Un cautionnement : un acte signé avec la mention manuscrite de la somme maximale en lettres et en chiffres (AUS, art. 14). Une garantie autonome : les mentions de l'article 41, à peine de nullité. Sur les marchés publics, une date de caducité ou un événement d'extinction précis (Code des marchés publics, art. 95.5 et 97.6).

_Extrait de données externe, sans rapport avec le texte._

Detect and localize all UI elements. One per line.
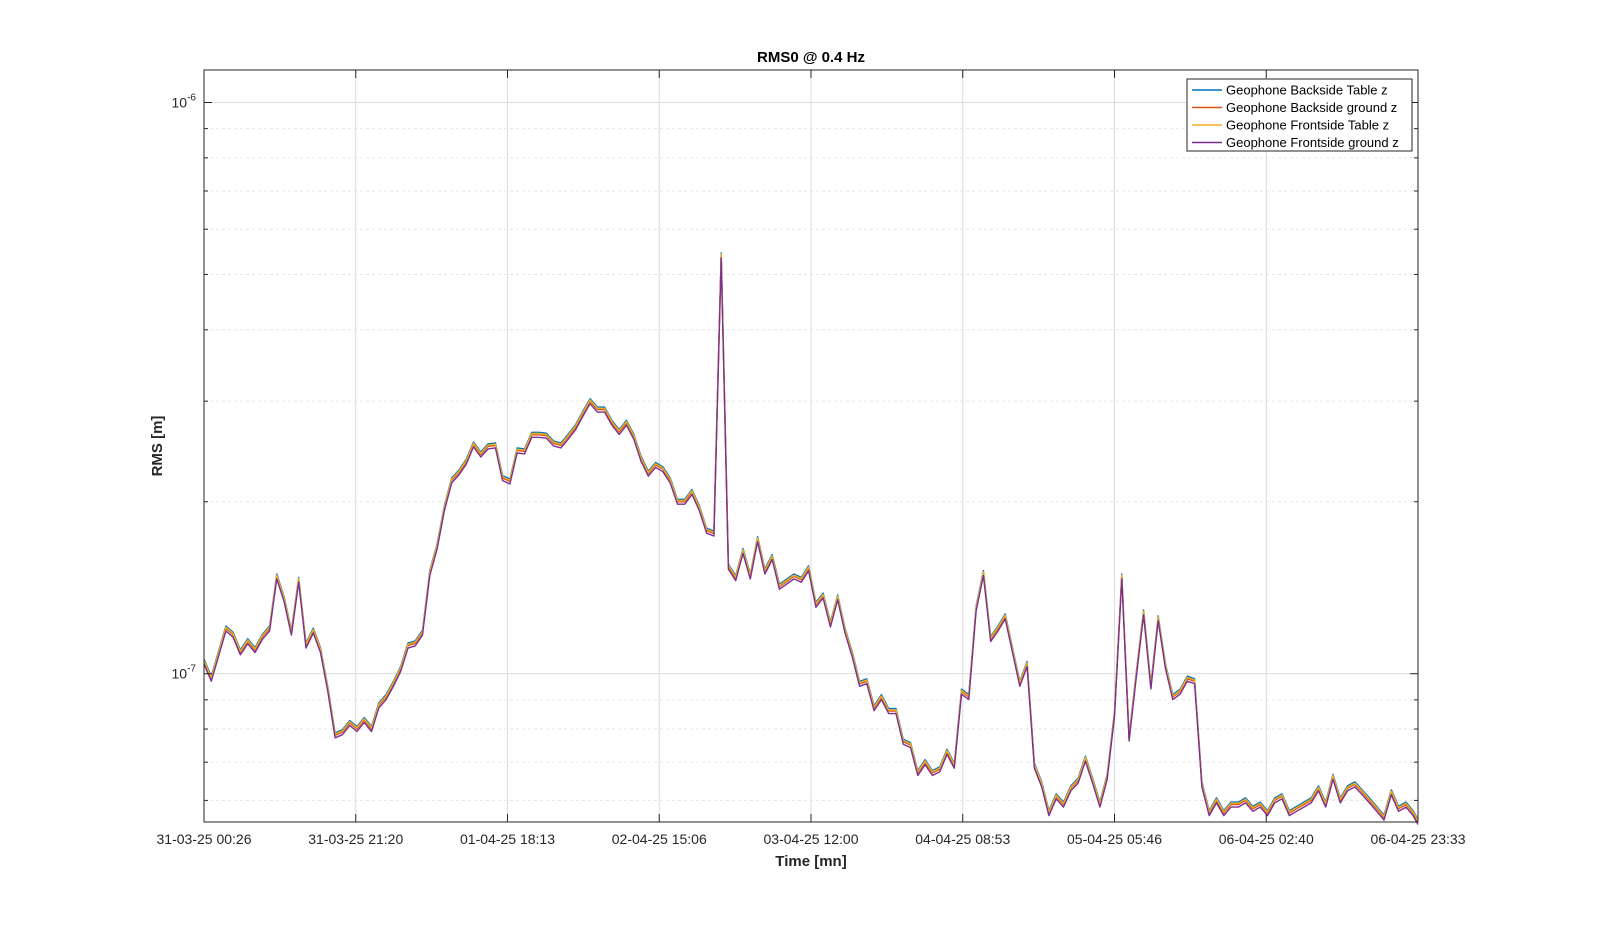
x-tick-label: 03-04-25 12:00 xyxy=(764,831,859,847)
x-tick-label: 05-04-25 05:46 xyxy=(1067,831,1162,847)
x-tick-label: 01-04-25 18:13 xyxy=(460,831,555,847)
chart-title: RMS0 @ 0.4 Hz xyxy=(757,49,865,66)
grid xyxy=(204,70,1418,822)
y-tick-label: 10-6 xyxy=(172,93,197,111)
x-tick-label: 31-03-25 00:26 xyxy=(157,831,252,847)
axis-ticks xyxy=(203,70,1419,822)
series-line-4 xyxy=(203,257,1419,825)
legend-label: Geophone Backside ground z xyxy=(1226,100,1397,115)
x-tick-label: 06-04-25 23:33 xyxy=(1371,831,1466,847)
x-tick-label: 31-03-25 21:20 xyxy=(308,831,403,847)
y-tick-labels: 10-7 10-6 xyxy=(172,93,197,682)
legend-label: Geophone Backside Table z xyxy=(1226,83,1388,98)
series-lines xyxy=(203,252,1419,825)
legend: Geophone Backside Table z Geophone Backsi… xyxy=(1186,78,1413,152)
x-tick-label: 06-04-25 02:40 xyxy=(1219,831,1314,847)
x-tick-label: 04-04-25 08:53 xyxy=(915,831,1010,847)
y-tick-label: 10-7 xyxy=(172,664,197,682)
x-axis-title: Time [mn] xyxy=(775,853,846,870)
y-axis-title: RMS [m] xyxy=(149,416,166,477)
legend-label: Geophone Frontside ground z xyxy=(1226,135,1399,150)
legend-box xyxy=(1186,78,1413,152)
x-tick-labels: 31-03-25 00:26 31-03-25 21:20 01-04-25 18:… xyxy=(157,831,1466,847)
x-tick-label: 02-04-25 15:06 xyxy=(612,831,707,847)
series-line-3 xyxy=(203,253,1419,822)
legend-label: Geophone Frontside Table z xyxy=(1226,118,1389,133)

📚 Sources. Loi n° 2019-576 du 26 juin 2019 instituant Code de la construction et de l'habitat, texte publié par la DGI (PDF), art. 110 à 133 et 205 à 216 ; Acte uniforme OHADA portant organisation des sûretés du 15 décembre 2010, art. 13 à 49 ; Ordonnance n° 2019-679 du 24 juillet 2019 portant Code des marchés publics, Journal officiel du 11 décembre 2019 (PDF), art. 95 à 101. Textes consultés le 3 septembre 2026. Les taux maximaux de pénalité (art. 125 du Code de la construction) et les formes de garantie de remplacement (art. 95.3 du Code des marchés publics) relèvent de décrets non consultés ici. Ce guide décrit le cadre général ; pour un programme ou un marché précis, consultez votre notaire, votre avocat ou votre banque.